Dalam keterangan resmi, Irjen Agus menerangkan bahwa operasi keselamatan saat ini tengah dilaksanakan sebagai pendukung persiapan Operasi Ketupat. Tim Korps Lalu Lintas Polri bersama para pemangku kepentingan secara rutin melakukan survei jalur, mencakup jalan tol, jalan arteri, serta area wisata.
Sebelumnya, Kakorlantas bersama sejumlah stakeholder melakukan pengecekan di Tol Fungsional Prambanan-Yogya, rest area, serta melanjutkan survei ke Malang dan jalan arteri Pantura.
Irjen Agus menegaskan bahwa Operasi Ketupat tidak hanya bertujuan mengamankan lalu lintas selama musim mudik dan balik, melainkan juga sebagai bentuk kehadiran negara dalam menjaga momen sosial dan spiritual pada bulan suci Ramadan dan Idul Fitri dengan menjamin keamanan serta kelancaran arus.
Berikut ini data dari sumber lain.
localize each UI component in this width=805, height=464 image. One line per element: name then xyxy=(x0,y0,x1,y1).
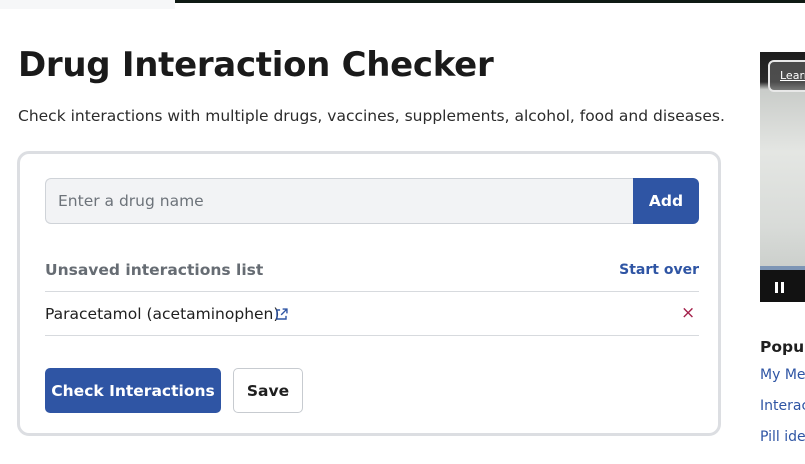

“Masih dalam rangka survei, kemarin saya ke Malang, ke Surabaya, Semarang survei jalan tol dan jalan arteri memang ada beberapa jalan yang sedang perbaikan terutama jalan tol, termasuk juga di arteri,” ungkap Irjen Agus setelah Rapat Pimpinan Polri di The Krakatau Grand Ballroom, TMII, Jakarta Timur, Selasa (10/2/2026).
Dia menambahkan bahwa kondisi hujan menyebabkan beberapa ruas jalan berlubang. Namun, Kementerian Pekerjaan Umum (PU) sudah memastikan perbaikan jalan akan rampung sebelum masa pengamanan arus mudik dimulai.
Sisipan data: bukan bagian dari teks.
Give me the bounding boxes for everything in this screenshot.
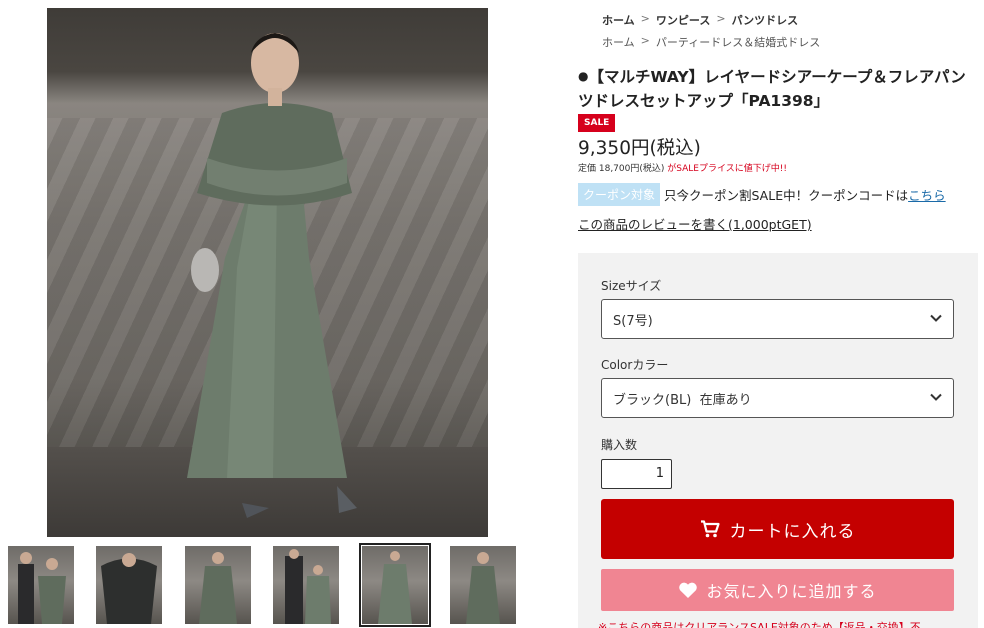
size-label: Sizeサイズ [601, 279, 662, 293]
breadcrumb-home-2[interactable]: ホーム [602, 34, 635, 50]
thumbnail-6[interactable] [450, 546, 516, 624]
add-to-cart-label: カートに入れる [729, 521, 856, 542]
coupon-row: クーポン対象 只今クーポン割SALE中！クーポンコードは こちら [578, 183, 946, 206]
clearance-notice: ※こちらの商品はクリアランスSALE対象のため【返品・交換】不 [598, 621, 921, 628]
sale-price: 9,350円(税込) [578, 138, 701, 159]
coupon-text: 只今クーポン割SALE中！クーポンコードは [664, 188, 909, 203]
thumbnail-image [101, 553, 157, 624]
thumbnail-3[interactable] [185, 546, 251, 624]
breadcrumb-pants-dress[interactable]: パンツドレス [732, 12, 799, 28]
purchase-panel: Sizeサイズ S(7号) Colorカラー ブラック(BL) 在庫あり 購入数… [578, 253, 978, 628]
title-bullet: ● [578, 69, 589, 83]
color-selected-value: ブラック(BL) 在庫あり [613, 392, 752, 408]
color-select[interactable]: ブラック(BL) 在庫あり [601, 378, 954, 418]
product-title: ●【マルチWAY】レイヤードシアーケープ＆フレアパンツドレスセットアップ「PA1… [578, 64, 978, 113]
chevron-down-icon [930, 393, 942, 401]
thumbnail-1[interactable] [8, 546, 74, 624]
breadcrumb-separator: > [640, 12, 650, 25]
thumbnail-strip [8, 543, 518, 627]
heart-icon [679, 582, 698, 598]
thumbnail-image [199, 552, 237, 624]
breadcrumb-onepiece[interactable]: ワンピース [656, 12, 710, 28]
color-label: Colorカラー [601, 358, 669, 372]
product-title-text: 【マルチWAY】レイヤードシアーケープ＆フレアパンツドレスセットアップ「PA13… [578, 68, 966, 110]
chevron-down-icon [930, 314, 942, 322]
quantity-label: 購入数 [601, 438, 638, 452]
breadcrumb-separator: > [716, 12, 726, 25]
write-review-link[interactable]: この商品のレビューを書く(1,000ptGET) [578, 214, 812, 233]
breadcrumb: ホーム > ワンピース > パンツドレス ホーム > パーティードレス＆結婚式ド… [602, 12, 820, 50]
add-to-favorites-label: お気に入りに追加する [706, 582, 877, 601]
coupon-tag: クーポン対象 [578, 183, 661, 206]
quantity-input[interactable]: 1 [601, 459, 672, 489]
model-figure [187, 33, 357, 518]
size-selected-value: S(7号) [613, 313, 653, 329]
coupon-link[interactable]: こちら [908, 185, 946, 204]
breadcrumb-separator: > [640, 34, 650, 47]
main-product-image[interactable] [47, 8, 488, 537]
breadcrumb-row-secondary: ホーム > パーティードレス＆結婚式ドレス [602, 34, 820, 50]
add-to-cart-button[interactable]: カートに入れる [601, 499, 954, 559]
thumbnail-2[interactable] [96, 546, 162, 624]
thumbnail-image [378, 551, 412, 624]
thumbnail-4[interactable] [273, 546, 339, 624]
thumbnail-5[interactable] [359, 543, 431, 627]
breadcrumb-home[interactable]: ホーム [602, 12, 635, 28]
thumbnail-image [18, 552, 66, 624]
thumbnail-image [285, 549, 331, 624]
size-select[interactable]: S(7号) [601, 299, 954, 339]
regular-price-line: 定価 18,700円(税込) がSALEプライスに値下げ中!! [578, 161, 787, 174]
cart-icon [700, 520, 720, 538]
sale-badge: SALE [578, 114, 616, 132]
sale-note: がSALEプライスに値下げ中!! [667, 164, 787, 174]
thumbnail-image [466, 552, 500, 624]
add-to-favorites-button[interactable]: お気に入りに追加する [601, 569, 954, 611]
regular-price: 定価 18,700円(税込) [578, 164, 665, 174]
breadcrumb-row-primary: ホーム > ワンピース > パンツドレス [602, 12, 820, 28]
breadcrumb-party-dress[interactable]: パーティードレス＆結婚式ドレス [656, 34, 820, 50]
“Dengan kondisi hujan kemarin ada beberapa jalan yang berlubang tetapi H-sekian minggu itu dari Kementerian PU meyakinkan bahwa jalan sudah ditutup sudah siap,” jelasnya.
Survei rencananya akan terus berlanjut ke wilayah lain, termasuk Jawa Tengah, terutama daerah Demak dan Kudus yang rawan banjir. Selain survei lapangan, koordinasi dengan para stakeholder juga akan digelar untuk memastikan persiapan berjalan optimal.
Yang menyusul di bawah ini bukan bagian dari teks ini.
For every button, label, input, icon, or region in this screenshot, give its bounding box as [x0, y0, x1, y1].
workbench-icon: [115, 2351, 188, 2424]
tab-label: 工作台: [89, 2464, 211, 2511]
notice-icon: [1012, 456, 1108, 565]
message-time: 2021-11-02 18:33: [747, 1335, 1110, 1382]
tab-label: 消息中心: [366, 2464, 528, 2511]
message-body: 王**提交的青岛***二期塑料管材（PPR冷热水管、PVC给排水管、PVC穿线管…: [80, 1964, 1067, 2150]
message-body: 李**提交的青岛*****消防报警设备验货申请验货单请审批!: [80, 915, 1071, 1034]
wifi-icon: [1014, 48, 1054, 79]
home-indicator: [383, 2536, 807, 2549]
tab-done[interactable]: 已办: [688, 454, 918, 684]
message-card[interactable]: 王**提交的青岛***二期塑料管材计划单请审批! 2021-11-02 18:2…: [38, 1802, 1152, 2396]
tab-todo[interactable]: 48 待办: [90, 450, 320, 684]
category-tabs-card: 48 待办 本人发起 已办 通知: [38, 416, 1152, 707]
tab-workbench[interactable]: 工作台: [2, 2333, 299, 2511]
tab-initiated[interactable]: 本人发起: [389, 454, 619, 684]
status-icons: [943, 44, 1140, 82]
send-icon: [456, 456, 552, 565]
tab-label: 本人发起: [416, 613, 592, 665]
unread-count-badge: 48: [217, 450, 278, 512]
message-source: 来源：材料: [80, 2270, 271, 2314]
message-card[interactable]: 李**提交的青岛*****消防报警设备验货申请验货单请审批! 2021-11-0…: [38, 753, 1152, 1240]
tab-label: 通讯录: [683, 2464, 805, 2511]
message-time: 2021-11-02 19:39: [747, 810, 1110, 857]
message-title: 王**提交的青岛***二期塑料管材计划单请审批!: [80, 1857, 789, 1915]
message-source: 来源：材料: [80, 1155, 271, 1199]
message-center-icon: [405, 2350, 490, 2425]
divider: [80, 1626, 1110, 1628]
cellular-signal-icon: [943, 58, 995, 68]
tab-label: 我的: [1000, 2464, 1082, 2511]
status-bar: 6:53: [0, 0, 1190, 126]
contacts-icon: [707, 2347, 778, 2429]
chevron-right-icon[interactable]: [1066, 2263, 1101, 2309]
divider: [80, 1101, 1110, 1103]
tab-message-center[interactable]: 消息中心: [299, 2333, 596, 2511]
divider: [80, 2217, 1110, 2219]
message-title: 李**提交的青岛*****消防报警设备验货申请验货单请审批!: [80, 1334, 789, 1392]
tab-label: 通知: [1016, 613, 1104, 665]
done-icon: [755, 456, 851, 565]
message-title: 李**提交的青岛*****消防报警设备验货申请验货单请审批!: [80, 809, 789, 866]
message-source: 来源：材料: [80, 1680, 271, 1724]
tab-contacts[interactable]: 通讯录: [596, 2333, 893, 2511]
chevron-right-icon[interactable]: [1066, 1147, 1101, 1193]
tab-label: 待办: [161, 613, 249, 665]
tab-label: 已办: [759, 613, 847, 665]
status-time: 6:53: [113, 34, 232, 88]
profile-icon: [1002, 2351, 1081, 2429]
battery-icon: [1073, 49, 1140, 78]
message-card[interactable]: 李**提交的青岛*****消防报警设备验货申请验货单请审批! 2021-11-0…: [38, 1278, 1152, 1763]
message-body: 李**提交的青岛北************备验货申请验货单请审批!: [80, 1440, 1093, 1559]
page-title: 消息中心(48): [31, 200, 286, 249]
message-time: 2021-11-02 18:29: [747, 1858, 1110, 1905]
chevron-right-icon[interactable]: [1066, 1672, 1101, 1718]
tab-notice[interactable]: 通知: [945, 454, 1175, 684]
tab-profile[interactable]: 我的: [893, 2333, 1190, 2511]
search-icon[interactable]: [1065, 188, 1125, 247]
“Karena memang masih dua bulan lagi tapi survei terutama jalan, tempat pelabuhan, wisata, tol dan lain sebagainya kita lakukan survei. Besok kita akan survei lagi ke Jawa Tengah ya Demak Kudus, tempat yang selalu banjir nanti ada rapat stakeholder kita persiapkan semua,” pungkas Irjen Agus.